Rising costs push retirees to juggle cash flow, work and home equity to stay afloat
Canadian seniors are propping up their families even as inflation eats into their own retirement security.
A new national survey from Bloom Finance finds that one in three seniors still help adult children or grandchildren financially, and 76 percent now say that support affects their retirement savings, up from 65 percent last year.
The 2025 Aging & Affordability Insights Benchmark Report also shows that more than half (55 percent) worry their retirement savings won’t last, while 61 percent plan to adjust lifestyle or spending habits to cope.
Bloom founder and CEO Ben McCabe told Money.ca that “inflation continues to outpace income growth, especially for those on fixed retirement incomes.”
He warned that “over time, that pressure risks eroding retirement savings and leaving seniors vulnerable to unexpected expenses or healthcare costs.”
Essentials such as groceries, utilities and transportation have risen roughly 20 percent in cost, McCabe notes, a shift that “reshaping what financial comfort looks like in later life.”
What was once a relatively stable retirement landscape now forces more frequent changes to budgets, spending priorities and long-term planning, and creates a financial environment that looks very different from what many retirees expected.
Supporting family has become more embedded in that budget.
Among seniors who help relatives, 67 percent now contribute to everyday household expenses, up from 55 percent last year.
Twenty-eight percent help with rent or mortgage payments, and 27 percent assist with childcare or extracurricular costs.
“This level of support is increasingly difficult to sustain amid rising living costs,” McCabe said to Money.ca. “Inflation is depleting fixed retirement incomes, and seniors are spending more just to maintain basic living standards.”
He warned that this pressure could compromise seniors’ financial security, limit their ability to preserve their lifestyle, and force them to revisit retirement plans they once felt confident in.
In response, 36 percent of seniors are considering part-time work to manage higher costs.
Only 21 percent are looking at downsizing or accessing home equity earlier than planned, which suggests many see those moves as a last resort, even as interest in tools such as reverse mortgages grows.
McCabe notes that three-quarters of Canadian seniors own their homes and collectively hold around $2tn in home equity, and more retirees are exploring ways to use that equity strategically.
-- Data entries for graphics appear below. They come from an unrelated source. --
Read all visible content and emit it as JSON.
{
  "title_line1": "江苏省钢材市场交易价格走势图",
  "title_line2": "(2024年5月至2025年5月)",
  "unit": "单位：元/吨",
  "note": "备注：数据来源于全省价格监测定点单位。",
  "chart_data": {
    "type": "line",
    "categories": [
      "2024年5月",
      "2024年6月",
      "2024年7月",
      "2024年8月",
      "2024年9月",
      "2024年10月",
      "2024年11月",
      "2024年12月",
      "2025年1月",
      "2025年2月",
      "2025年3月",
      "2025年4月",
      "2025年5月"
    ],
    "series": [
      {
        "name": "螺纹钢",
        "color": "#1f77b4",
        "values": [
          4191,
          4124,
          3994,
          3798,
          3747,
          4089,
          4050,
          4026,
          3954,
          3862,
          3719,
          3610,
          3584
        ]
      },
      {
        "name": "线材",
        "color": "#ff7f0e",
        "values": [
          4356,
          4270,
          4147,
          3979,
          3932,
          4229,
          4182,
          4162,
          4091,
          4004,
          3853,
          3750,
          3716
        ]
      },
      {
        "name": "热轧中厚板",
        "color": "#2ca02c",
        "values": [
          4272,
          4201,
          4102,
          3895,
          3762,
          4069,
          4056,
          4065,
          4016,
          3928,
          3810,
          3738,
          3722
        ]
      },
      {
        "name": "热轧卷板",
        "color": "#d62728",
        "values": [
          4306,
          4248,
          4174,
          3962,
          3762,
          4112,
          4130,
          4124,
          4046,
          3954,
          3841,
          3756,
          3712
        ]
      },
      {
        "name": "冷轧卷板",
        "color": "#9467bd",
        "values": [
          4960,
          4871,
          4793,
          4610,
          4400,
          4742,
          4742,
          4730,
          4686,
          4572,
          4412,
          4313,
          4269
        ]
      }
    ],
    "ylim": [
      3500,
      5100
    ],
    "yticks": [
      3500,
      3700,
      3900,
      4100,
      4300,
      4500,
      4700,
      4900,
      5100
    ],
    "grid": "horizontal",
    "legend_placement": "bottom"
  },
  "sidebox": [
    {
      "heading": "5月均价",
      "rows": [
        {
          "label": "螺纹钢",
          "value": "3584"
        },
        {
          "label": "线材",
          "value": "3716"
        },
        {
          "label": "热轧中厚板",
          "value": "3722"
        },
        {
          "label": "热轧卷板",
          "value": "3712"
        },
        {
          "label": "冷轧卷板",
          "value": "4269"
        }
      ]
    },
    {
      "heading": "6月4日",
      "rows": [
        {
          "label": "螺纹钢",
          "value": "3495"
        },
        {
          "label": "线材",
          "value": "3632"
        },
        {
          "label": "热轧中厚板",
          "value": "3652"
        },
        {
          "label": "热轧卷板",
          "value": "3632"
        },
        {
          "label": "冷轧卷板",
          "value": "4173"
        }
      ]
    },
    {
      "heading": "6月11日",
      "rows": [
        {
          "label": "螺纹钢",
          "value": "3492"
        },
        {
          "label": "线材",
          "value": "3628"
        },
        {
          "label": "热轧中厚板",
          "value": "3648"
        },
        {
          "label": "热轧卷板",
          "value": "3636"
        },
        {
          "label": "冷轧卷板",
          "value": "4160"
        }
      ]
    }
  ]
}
“We believe that tapping sustainably and responsibly into home equity can and should form part of a well-rounded retirement plan,” he said.
To that end, Bloom designed SafeRate, which it describes as Canada’s first lifetime fixed-rate reverse mortgage, with family-first protections aimed at removing uncertainty and protecting against life’s unexpected events.
As more seniors grapple with rising prices and ongoing family demands, McCabe argues that the most important first step is understanding cash flow clearly.
“Beyond simply putting money aside, one of the most important steps at any age is understanding what’s coming in and what’s going out,” he said.
Many retirees, he added, underestimate how quickly rising prices can shift a retirement plan, “now that the cost of a basket of groceries is up 20 percent.”
He advises retirees to “develop a strong understanding of your sustainable income sources and recurring expenses, and ensure those are balanced month-in, month-out.”
He also stresses the importance of “bake in rising living costs where possible” and “know your options; understanding the tools and resources available is essential to maintaining financial security and comfort throughout retirement.”